“This is just the first lap of the much longer triathlon,” John Berry, OPM director, said in an interview with the DorobekINSIDER.
Thanks in part to a Presidential executive order, more than 32,800 vets were hired by federal agencies in the first six months of FY2010, up 3.5 percent from the same period in the previous year, according to a release from OPM.
Veterans accounted for more than 30 percent of new hires in the first half of FY2010, compared to 26.8 percent during that period last year. That means 2,600 more veterans were hired in the first half of FY2010, according to the release.
Another “bright spot,” Berry said, was the hiring of 1,800 more disabled vets in the first half of FY2010.
“Just because (veterans) take off the uniform doesn’t mean they don’t want to continue serving their country,” Berry said.
The Veterans Hiring Initiative Executive Order was signed in November 2009, stemming from high unemployment among men and women returning from Iraq and Afghanistan. The initiative helps federal agencies identify qualified vets, clarifies the hiring process for veterans looking for federal jobs and helps vets adjust to civilian life once hired. This year, the government set up a website to provide more information for job-seeking vets.

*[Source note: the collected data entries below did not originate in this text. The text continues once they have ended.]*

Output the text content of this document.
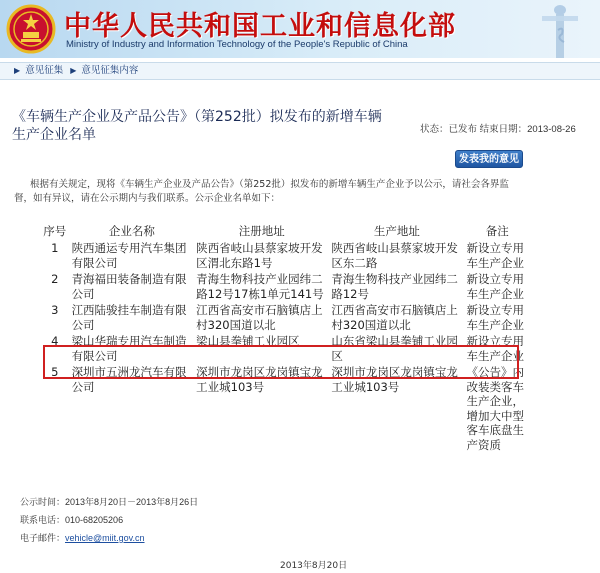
中华人民共和国工业和信息化部
Ministry of Industry and Information Technology of the People's Republic of China
▶ 意见征集 ▶ 意见征集内容
《车辆生产企业及产品公告》（第252批）拟发布的新增车辆生产企业名单	状态：已发布 结束日期：2013-08-26
发表我的意见
根据有关规定，现将《车辆生产企业及产品公告》（第252批）拟发布的新增车辆生产企业予以公示，请社会各界监督，如有异议，请在公示期内与我们联系。公示企业名单如下：
序号	企业名称	注册地址	生产地址	备注
1	陕西通运专用汽车集团有限公司	陕西省岐山县蔡家坡开发区渭北东路1号	陕西省岐山县蔡家坡开发区东二路	新设立专用车生产企业
2	青海福田装备制造有限公司	青海生物科技产业园纬二路12号17栋1单元141号	青海生物科技产业园纬二路12号	新设立专用车生产企业
3	江西陆骏挂车制造有限公司	江西省高安市石脑镇店上村320国道以北	江西省高安市石脑镇店上村320国道以北	新设立专用车生产企业
4	梁山华瑞专用汽车制造有限公司	梁山县拳铺工业园区	山东省梁山县拳铺工业园区	新设立专用车生产企业
5	深圳市五洲龙汽车有限公司	深圳市龙岗区龙岗镇宝龙工业城103号	深圳市龙岗区龙岗镇宝龙工业城103号	《公告》内改装类客车生产企业，增加大中型客车底盘生产资质
公示时间：2013年8月20日－2013年8月26日
联系电话：010-68205206
电子邮件：vehicle@miit.gov.cn
2013年8月20日
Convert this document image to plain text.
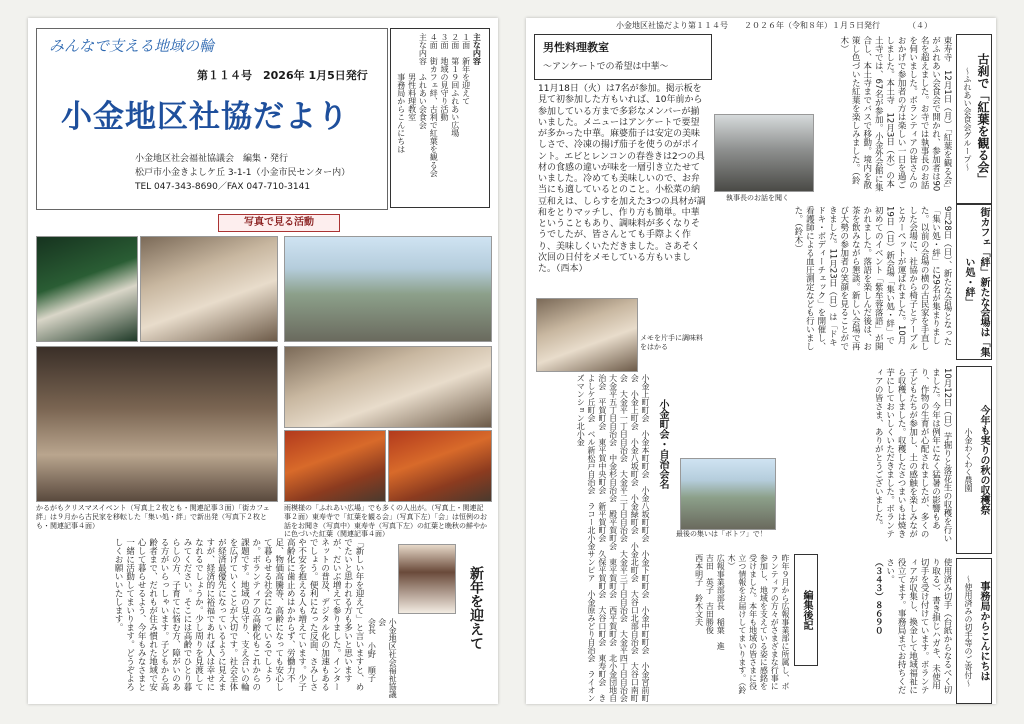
みんなで支える地域の輪
第１１４号　2026年 1月5日発行
小金地区社協だより
小金地区社会福祉協議会　編集・発行
松戸市小金きよしケ丘 3-1-1（小金市民センター内）
TEL 047-343-8690／FAX 047-710-3141
主な内容
１面　新年を迎えて
２面　第１９回ふれあい広場
３面　地域の見守り活動
４面　街カフェ絆、古利で紅葉を観る会
主な内容　ふれあい会食会
　　　　　男性料理教室
　　　　　事務局からこんにちは
写真で見る活動
かるがもクリスマスイベント（写真上２枚とも・関連記事３面）「街カフェ絆」は９月から古民家を移転した「集い処・絆」で新出発（写真下２枚とも・関連記事４面）
雨模様の「ふれあい広場」でも多くの人出が。（写真上・関連記事２面）東寿寺で「紅葉を観る会」（写真下左）「会」は恒例のお話をお聞き（写真中）東寿寺（写真下左）の紅葉と晩秋の鮮やかに色づいた紅葉（関連記事４面）
新年を迎えて
小金地区社会福祉協議会
会長　小野　順子
「新しい年を迎えて」と言いますと、めでたいと思われる方も多いと思いますが、だいぶ増えて参りました。インターネットの普及、デジタル化の加速もあるでしょう。便利になった反面、さみしさや不安を抱える人も増えています。少子高齢化に歯止めはかからず、労働力不足、物価高騰等、高齢になっても安心して暮らせる社会になっているでしょうか。ボランティアの高齢化もこれからの課題です。地域の見守り、支え合いの輪を広げていくことが大切です。社会全体が経済最優先になっているように見えますが、経済的に裕福であれば人は幸せになれるでしょうか。少し周りを見渡してみてください。そこには高齢でひとり暮らしの方、子育てに悩む方、障がいのある方がいらっしゃいます。子どもから高齢者まで、だれもが住み慣れた地域で安心して暮らせるよう、今年もみなさまと一緒に活動してまいります。どうぞよろしくお願いいたします。
小金地区社協だより第１１４号　　２０２６年（令和８年）１月５日発行　　　　（４）
男性料理教室
〜アンケートでの希望は中華〜
11月18日（火）は7名が参加。掲示板を見て初参加した方もいれば、10年前から参加している方まで多彩なメンバーが揃いました。メニューはアンケートで要望が多かった中華。麻婆茄子は安定の美味しさで、冷凍の揚げ茄子を使うのがポイント。エビとレンコンの春巻きは2つの具材の食感の違いが味を一層引き立たせていました。冷めても美味しいので、お弁当にも適しているとのこと。小松菜の納豆和えは、しらすを加えた3つの具材が調和をとりマッチし、作り方も簡単。中華ということもあり、調味料が多くなりそうでしたが、皆さんとても手際よく作り、美味しくいただきました。さあそく次回の日付をメモしている方もいました。（西本）
メモを片手に調味料をはかる
古刹で「紅葉を観る会」
〜ふれあい会食会グループ〜
東寿寺　12月1日（月）「紅葉を観る会」がふれあい会食会で開かれ、参加者は90名を超えました。お寺では執事長のお話を伺いました。ボランティアの皆さんのおかげで参加者の方は楽しい一日を過ごしました。本土寺　12月3日（水）の本土寺では、67名が参加。小金外会館に集合し、本土寺までバスで移動。境内を散策し色づいた紅葉を楽しみました。（鈴木）
執事長のお話を聞く
街カフェ「絆」新たな会場は「集い処・絆」
9月28日（日）、新たな会場となった「集い処・絆」に29名が集まりました。以前の会場の横の古民家を手直しした会場に、社協から椅子とテーブルとカーペットが運ばれました。10月19日（日）新会場「集い処・絆」で初めてのイベント「紫牟蓉落語」が開かれました。落語を楽しんだ後は、お茶を飲みながら懇談。新しい会場で再び大勢の参加者の笑顔を見ることができました。11月23日（日）は「ドキドキ・ボディーチェック」を開催し、看護師による血圧測定なども行いました。（鈴木）
今年も実りの秋の収穫祭
小金わくわく農園
10月12日（日）芋掘りと落花生の収穫を行いました。今年は例年になく猛暑の影響もあり、作物の生育が心配されましたが、多くの子どもたちが参加し、土の感触を楽しみながら収穫しました。収穫したさつまいもは焼き芋にしておいしくいただきました。ボランティアの皆さま、ありがとうございました。
最後の集いは「ボトフ」で！
小金町会・自治会名
小金上町町会　小金本町町会　小金八坂町町会　小金下町町会　小金中町町会　小金宮前町会　小金上町会　小金八坂町会　小金緑町会　小金北町会　大谷口北部自治会　大谷口南町会　大金平一丁目自治会　大金平二丁目自治会　大金平三丁目自治会　大金平四丁目自治会　大金平五丁目自治会　中金杉自治会　殿平賀町会　東平賀町会　西平賀町会　北小金団地自治会　平賀町会　東平賀中央町会　新平賀町会　久保平賀町会　大谷口町会　東寿町会　きよしケ丘町会　ベル新松戸自治会　ラコー北小金サンピア　小金原みどり自治会　ライオンズマンション北小金
編集後記
昨年９月から広報事業部に所属し、ボランティアの方々がさまざまな行事に参加し、地域を支えている姿に感銘を受けました。本年も地域の皆さまに役立つ情報をお届けしてまいります。（鈴木）
広報事業部部長　稲葉　進
吉田　英子　吉田勝俊
西本明子　鈴木文夫	事務局からこんにちは
〜使用済みの切手等のご寄付〜
使用済み切手（台紙からなるべく切り取る）、書き損じハガキ、未使用切手を受け付けています。ボランティアが収集し、換金して地域福祉に役立てます。事務局までお持ちください。
（３４３）８６９０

The hiring initiative also set up a full-time veterans program officer in every federal agency. Currently, all 24 of the major executive agencies have a full-time officer, creating a network of potential employers for vets.

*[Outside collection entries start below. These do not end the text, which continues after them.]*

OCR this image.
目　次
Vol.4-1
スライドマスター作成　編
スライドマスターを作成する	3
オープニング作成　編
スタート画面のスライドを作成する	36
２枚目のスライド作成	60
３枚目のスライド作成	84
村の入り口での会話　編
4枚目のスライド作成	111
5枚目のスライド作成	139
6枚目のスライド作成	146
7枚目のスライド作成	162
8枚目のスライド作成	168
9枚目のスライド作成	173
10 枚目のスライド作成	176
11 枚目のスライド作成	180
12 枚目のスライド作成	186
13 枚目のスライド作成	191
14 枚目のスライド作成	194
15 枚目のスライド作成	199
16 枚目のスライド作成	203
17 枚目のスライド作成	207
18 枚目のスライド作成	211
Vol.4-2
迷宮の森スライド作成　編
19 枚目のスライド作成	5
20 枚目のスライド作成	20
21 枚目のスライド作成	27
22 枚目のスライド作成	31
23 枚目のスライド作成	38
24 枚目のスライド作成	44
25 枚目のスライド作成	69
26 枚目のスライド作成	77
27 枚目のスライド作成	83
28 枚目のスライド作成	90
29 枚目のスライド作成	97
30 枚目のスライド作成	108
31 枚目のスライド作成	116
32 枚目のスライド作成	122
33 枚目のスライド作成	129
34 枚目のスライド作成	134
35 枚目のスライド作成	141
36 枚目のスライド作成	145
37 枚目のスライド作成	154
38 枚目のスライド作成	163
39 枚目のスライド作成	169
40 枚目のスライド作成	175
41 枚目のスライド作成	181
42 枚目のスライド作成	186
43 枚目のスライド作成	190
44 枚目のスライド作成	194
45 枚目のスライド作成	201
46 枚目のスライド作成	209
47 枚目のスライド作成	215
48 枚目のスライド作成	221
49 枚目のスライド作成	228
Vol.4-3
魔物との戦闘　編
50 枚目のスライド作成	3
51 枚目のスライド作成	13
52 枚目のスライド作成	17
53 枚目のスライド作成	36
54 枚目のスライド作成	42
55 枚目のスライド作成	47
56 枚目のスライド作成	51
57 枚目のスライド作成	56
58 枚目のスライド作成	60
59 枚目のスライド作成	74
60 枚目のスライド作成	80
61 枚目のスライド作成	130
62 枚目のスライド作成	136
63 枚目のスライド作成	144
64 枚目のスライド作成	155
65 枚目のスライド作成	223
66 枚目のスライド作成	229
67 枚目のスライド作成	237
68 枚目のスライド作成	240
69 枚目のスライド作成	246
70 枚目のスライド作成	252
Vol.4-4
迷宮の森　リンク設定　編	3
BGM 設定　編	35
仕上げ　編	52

“This is the LinkedIn for vets,” Berry said, referring to the social networking site for employers and job seekers.
As expected, the agencies leading in veteran hiring were the Defense Department and Veterans Affairs.
Benchmarks established Thursday will “hold everyone’s feet to the fire,” Berry said.
According to the new accountability standards, agencies where veterans accounted for less than 10 percent of new hires must increase their vet hiring by five to six percentage points. Agencies with 10 to 25 percent of vet new hires must increase by one to four percentage points. And the agencies where vets account for 25 percent or more of new hires will be expected to “keep up the good work,” Berry said.